Canadian spies interrogated Afghan prisoners, insiders reveal – Security experts stunned by CSIS’s role in questioning Taliban fighters who may have been tortured
Officers of the Canadian Security Intelligence Service have played a crucial and long-standing role as interrogators of a vast swath of captured Taliban fighters, The Canadian Press has learned.
The spies began working side-by-side with a unit of military police intelligence officers as the Afghan war spiralled out of control in 2006, according to heavily censored witness transcripts filed with the Military Police Complaints Commission.
The spy agency’s previously unknown role in questioning detainees adds a new dimension to the controversy about the handling and possible torture of prisoners by Afghan security forces.

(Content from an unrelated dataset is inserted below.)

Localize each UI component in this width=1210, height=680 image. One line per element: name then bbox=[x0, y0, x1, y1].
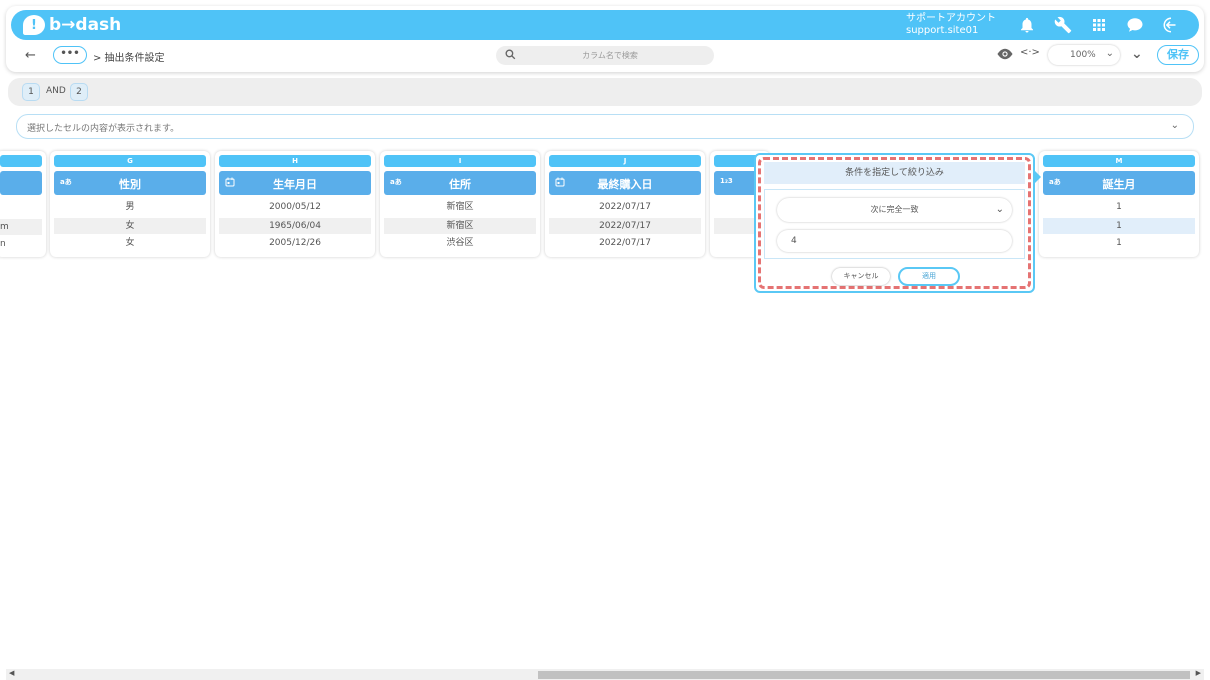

It also raises more questions about the critical early years in Kandahar when the Canadian military found itself mired in a guerrilla war it had not expected to fight.
CSIS acknowledged in 2006 that its members gathered intelligence in Afghanistan, but the spy service’s precise role has remained in the shadows until now.
Maj. Kevin Rowcliffe, former staff adviser to Canada’s overseas operations commander, told investigators with the complaints commission there were questions about how much experience the army’s intelligence officers had in grilling prisoners.
“There was a lot of discussion in my headquarters about who was qualified to do interrogations, because we’re not talking the normal police interview, we’re talking interrogations, which (censored) were doing, not (military police),” says an edited transcript of the Dec. 6, 2007, interview.